Directions: Take GA 75 north from Helen for 1.5 miles. Turn left onto GA 356(75 Alternate) and travel 2.3 miles to the Richard B. Russell Scenic Highway. Turn right and travel 2.8 miles to the trailhead and parking area on the left. The Dukes Creek Falls parking area is about 1.5 miles before Raven Cliffs on the left.
Another great day for a hike! Mostly fair, mild with temperatures ranging from 67-75 with a nice breeze. Hiking distance - 7.2 miles.
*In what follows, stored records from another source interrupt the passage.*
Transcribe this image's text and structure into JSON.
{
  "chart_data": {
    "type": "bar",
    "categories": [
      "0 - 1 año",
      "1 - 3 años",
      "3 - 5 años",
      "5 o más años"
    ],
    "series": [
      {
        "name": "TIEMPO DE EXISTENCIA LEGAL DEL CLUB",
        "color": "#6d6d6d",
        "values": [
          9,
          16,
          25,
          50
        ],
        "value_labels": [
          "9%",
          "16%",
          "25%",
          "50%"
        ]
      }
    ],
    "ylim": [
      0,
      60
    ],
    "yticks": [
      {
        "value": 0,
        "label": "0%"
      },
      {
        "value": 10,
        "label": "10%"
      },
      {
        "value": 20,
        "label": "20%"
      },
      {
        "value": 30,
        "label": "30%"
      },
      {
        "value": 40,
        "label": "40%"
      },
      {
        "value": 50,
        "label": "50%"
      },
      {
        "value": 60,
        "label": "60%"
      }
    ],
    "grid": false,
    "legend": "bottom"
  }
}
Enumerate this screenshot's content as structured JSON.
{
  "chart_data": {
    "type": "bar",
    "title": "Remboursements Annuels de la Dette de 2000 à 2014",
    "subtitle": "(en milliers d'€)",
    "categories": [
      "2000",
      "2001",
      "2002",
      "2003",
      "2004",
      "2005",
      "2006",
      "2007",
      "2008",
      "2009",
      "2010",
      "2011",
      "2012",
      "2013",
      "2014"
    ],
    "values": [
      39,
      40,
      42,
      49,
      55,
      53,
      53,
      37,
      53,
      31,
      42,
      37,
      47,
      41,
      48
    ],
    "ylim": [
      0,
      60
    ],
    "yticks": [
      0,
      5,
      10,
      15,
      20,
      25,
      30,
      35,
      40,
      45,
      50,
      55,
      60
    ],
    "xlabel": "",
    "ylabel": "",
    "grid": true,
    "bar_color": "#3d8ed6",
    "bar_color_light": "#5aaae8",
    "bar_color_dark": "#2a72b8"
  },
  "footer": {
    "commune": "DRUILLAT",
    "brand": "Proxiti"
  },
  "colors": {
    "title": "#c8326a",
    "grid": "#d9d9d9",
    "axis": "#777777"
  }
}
WILDFLOWERS IN BLOOM: Cow Wheat, Golden Alexander, Mountain Laurel, Cinquefoil, Flame Azalea, Robin's Plantain, Solomon's Seal, Rattlesnake Weed, Partridge Berry, Flowering Spurge, Foam Flower, Bluet and Galax.
BIRDS IDENTIFIED: Birds: black throated green warbler, cerulean warbler, chestnut sided warbler, Vireo, hooded warbler, Kentucky warbler, pine warbler, and Eastern Phoebe.